How to quickly find sum of all pairs of elements in 2 different arrays

Question

So recently I hit upon this programming problem which I couldn't seem to make the complexity less (my current code runs in O(n^2)).

Essentially, I have four different lists (I'm using python btw) of integers, both positive and negative, say lists A, B, C, D. Now, each of these lists has 1000 integers, and these integers range from -25000 to 25000 inclusive. Now, suppose from each of these lists we choose an integer, say a, b, c, d. I would like the quickest way to find these a, b, c, d such that a+b=-(c+d).

Currently, my method relies on iterating through every single possible combination of a, b, and c, d, before then trying to find if an element in the set (a+b) exists in the set -(c+d). This, of course, is impractical since it runs in O(n^2) time, even more so considering the large list sizes (1000).

Hence I was wondering if anyone could think of a more efficient way (preferably O(n log n) or smaller), coded in python if possible.

Apologies if it's rather confusing. If you have any questions please inform me, I'll try to provide more clarification.

EDIT:

This problem is part of a larger problem. The larger problem states that if we have 4 sequences of numbers with at most 1000 integers in each, say A, B, C, D, find an a, b, c, d such that a+b+c+d=0.
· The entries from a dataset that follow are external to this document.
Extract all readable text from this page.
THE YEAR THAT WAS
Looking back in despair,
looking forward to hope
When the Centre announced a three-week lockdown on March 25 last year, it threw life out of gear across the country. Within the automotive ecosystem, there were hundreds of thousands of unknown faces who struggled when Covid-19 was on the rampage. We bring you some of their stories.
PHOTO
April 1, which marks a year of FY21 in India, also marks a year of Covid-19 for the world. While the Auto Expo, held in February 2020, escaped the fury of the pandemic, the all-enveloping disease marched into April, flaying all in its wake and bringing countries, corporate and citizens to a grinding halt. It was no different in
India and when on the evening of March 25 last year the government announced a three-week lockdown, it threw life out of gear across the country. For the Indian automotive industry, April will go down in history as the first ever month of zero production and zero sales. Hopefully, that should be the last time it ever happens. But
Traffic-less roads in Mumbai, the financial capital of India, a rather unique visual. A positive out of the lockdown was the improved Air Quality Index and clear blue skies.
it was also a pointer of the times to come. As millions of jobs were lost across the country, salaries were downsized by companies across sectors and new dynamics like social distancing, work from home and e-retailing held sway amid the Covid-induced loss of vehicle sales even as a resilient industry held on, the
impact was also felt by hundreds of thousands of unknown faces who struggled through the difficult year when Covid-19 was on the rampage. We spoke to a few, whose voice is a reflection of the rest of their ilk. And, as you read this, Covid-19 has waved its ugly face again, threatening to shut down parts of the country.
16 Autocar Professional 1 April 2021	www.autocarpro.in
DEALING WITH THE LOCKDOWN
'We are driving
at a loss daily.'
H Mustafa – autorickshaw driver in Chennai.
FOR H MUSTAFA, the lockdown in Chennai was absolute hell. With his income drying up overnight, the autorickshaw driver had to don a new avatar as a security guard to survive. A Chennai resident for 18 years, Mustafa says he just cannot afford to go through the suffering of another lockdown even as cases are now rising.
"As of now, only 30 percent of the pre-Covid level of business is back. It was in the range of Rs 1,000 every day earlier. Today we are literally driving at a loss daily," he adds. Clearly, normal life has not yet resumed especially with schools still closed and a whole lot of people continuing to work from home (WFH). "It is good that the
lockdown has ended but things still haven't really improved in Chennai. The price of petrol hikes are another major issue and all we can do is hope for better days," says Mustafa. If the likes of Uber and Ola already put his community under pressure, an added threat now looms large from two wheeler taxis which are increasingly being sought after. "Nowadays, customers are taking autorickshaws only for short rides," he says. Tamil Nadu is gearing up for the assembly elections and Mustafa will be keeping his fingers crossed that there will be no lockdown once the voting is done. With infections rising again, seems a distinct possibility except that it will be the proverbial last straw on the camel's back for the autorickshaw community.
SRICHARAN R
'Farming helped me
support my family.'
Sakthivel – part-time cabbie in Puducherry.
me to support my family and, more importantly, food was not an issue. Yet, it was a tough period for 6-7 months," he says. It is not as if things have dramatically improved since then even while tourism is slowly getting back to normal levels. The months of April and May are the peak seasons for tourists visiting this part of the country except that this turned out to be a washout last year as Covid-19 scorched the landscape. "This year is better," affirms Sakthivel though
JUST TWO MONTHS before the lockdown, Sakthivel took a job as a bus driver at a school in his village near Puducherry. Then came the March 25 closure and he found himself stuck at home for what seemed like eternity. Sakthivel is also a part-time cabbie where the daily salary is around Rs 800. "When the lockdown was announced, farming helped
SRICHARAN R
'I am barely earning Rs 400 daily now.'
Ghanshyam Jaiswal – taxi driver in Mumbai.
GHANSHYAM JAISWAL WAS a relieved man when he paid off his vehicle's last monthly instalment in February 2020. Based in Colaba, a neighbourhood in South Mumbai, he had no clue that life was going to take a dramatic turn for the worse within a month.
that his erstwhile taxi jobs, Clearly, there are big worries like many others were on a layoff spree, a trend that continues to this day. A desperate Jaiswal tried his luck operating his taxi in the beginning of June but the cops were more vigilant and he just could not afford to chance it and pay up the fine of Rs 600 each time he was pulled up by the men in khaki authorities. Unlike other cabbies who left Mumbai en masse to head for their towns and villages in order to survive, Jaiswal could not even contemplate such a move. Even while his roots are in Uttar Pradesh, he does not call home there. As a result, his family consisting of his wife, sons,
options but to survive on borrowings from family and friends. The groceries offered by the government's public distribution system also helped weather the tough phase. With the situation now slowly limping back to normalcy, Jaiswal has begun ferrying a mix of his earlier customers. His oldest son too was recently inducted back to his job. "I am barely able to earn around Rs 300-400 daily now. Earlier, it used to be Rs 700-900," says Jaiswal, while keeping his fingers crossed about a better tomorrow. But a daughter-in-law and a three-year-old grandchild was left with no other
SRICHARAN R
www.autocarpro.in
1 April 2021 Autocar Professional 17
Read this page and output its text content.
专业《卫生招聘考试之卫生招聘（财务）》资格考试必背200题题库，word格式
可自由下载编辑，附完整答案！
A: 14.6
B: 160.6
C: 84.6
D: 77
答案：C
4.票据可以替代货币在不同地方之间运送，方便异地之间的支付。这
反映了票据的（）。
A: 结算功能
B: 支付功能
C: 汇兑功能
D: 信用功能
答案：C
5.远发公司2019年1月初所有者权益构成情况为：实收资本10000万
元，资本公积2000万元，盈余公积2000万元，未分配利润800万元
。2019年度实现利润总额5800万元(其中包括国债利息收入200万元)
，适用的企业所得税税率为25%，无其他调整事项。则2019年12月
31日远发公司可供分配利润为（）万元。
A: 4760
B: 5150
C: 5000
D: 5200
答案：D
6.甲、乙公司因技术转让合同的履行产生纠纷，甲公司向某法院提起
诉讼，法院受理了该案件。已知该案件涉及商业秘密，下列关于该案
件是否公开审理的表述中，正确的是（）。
I asked the above question since a+b+c+d=0 implies that a+b=-(c+d), which I thought would lead to the fastest way to solve the problem. If anyone can think of an even faster way, please do share it with me.

Thanks in advance! :)

Answer 1

You have four arrays and you want to choose one number from each array, such that the sum of the four numbers is zero. The technical name for this problem is 4SUM×4.
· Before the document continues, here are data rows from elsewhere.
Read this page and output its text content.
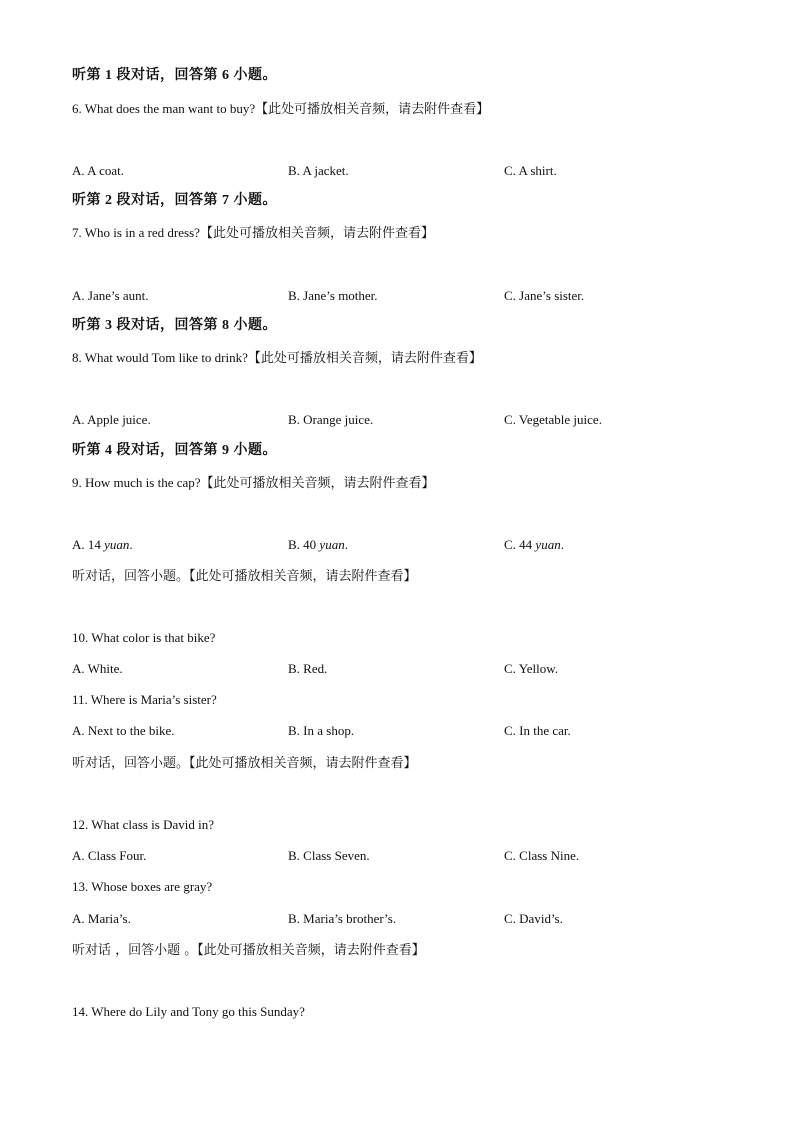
听第 1 段对话，回答第 6 小题。
6. What does the man want to buy?【此处可播放相关音频，请去附件查看】
A. A coat.	B. A jacket.	C. A shirt.
听第 2 段对话，回答第 7 小题。
7. Who is in a red dress?【此处可播放相关音频，请去附件查看】
A. Jane’s aunt.	B. Jane’s mother.	C. Jane’s sister.
听第 3 段对话，回答第 8 小题。
8. What would Tom like to drink?【此处可播放相关音频，请去附件查看】
A. Apple juice.	B. Orange juice.	C. Vegetable juice.
听第 4 段对话，回答第 9 小题。
9. How much is the cap?【此处可播放相关音频，请去附件查看】
A. 14 yuan.	B. 40 yuan.	C. 44 yuan.
听对话，回答小题。【此处可播放相关音频，请去附件查看】
10. What color is that bike?
A. White.	B. Red.	C. Yellow.
11. Where is Maria’s sister?
A. Next to the bike.	B. In a shop.	C. In the car.
听对话，回答小题。【此处可播放相关音频，请去附件查看】
12. What class is David in?
A. Class Four.	B. Class Seven.	C. Class Nine.
13. Whose boxes are gray?
A. Maria’s.	B. Maria’s brother’s.	C. David’s.
听对话 ，回答小题 。【此处可播放相关音频，请去附件查看】
14. Where do Lily and Tony go this Sunday?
This problem is at least as hard 3SUM×3, where three numbers summing to zero must be chosen from three arrays. An instance of 3SUM×3 can be converted to an instance of 4SUM×4 by simply adding an array of zeros. So any algorithm solving your problem can be used to solve 3SUM×3 in the same time complexity.

It doesn't appear to be known for certain that 3SUM×3 isn't easier than the more famous 3SUM problem, but it seems very likely to be equally difficult. A 3SUM×3 algorithm can be used to solve the 3SUM problem or determine with arbitrarily high probability that no solution exists. (The only issue with reducing 3SUM to 3SUM×3 is that 3SUM×3 allows solutions like 1, 1, -2 whereas 3SUM doesn't.) The theoretically-best known algorithms for 3SUM only beat O(n²) by factors of (log n) to some power.

Given all of that, it seems very unlikely that your problem can be solved in significantly less than O(n²) time, asymptotically.

Answer 2

Your problem isn't that combining pairs of elements is O(n^2), but rather the fact that you're combining two such processes naively to end up with an O(n^4) algorithm. I'm going to assume you just need to find >= 1 ways to add up to 0 -- my method given below can easily be extended to find all ways, if it's required.

Given that you have a relatively narrow range of accepted values (-25k to +25k, let's call those MIN and MAX respectively), here's what you do:

Create 2 int arrays of size (MAX - MIN + 1), "indicesA" and "indicesB". That's not even 0.5 MB of memory all together, so nothing to worry about on a modern system.

Now loop on all elements of lists A and B, just like you were doing. Do something like this pseudo-code (not too familiar with python so I'm not sure if it's valid as-is):

for idxA, valA in enumerate(A):
    for idxB, valB in enumerate(B):
        indicesA[valA + valB - MIN] = idxA + 1
        indicesB[valA + valB - MIN] = idxB + 1

Now just use this as an O(1) lookup-table when looping on B and C:

for valC in C:
    for valD in D:
        neededVal = -(valC + valD) - MIN
        if indicesA[neededVal] > 0:
            print('Found solution: {0} {1} {2} {3}'.format(A[indicesA[neededVal] - 1], 
                 B[indicesB[neededVal] - 1], valC, valD))

• Lookup-table initialization with 0s: O(MAX - MIN) (~50k, smaller than n^2 in this case)
• Filling lookup-table by looping on A and B: O(n^2)
• Looping on C and D and checking for any solutions: O(n^2)

Overall, O(n^2 + (MAX - MIN)) =~ O(n^2) with the values given. Probably can't do much better than that.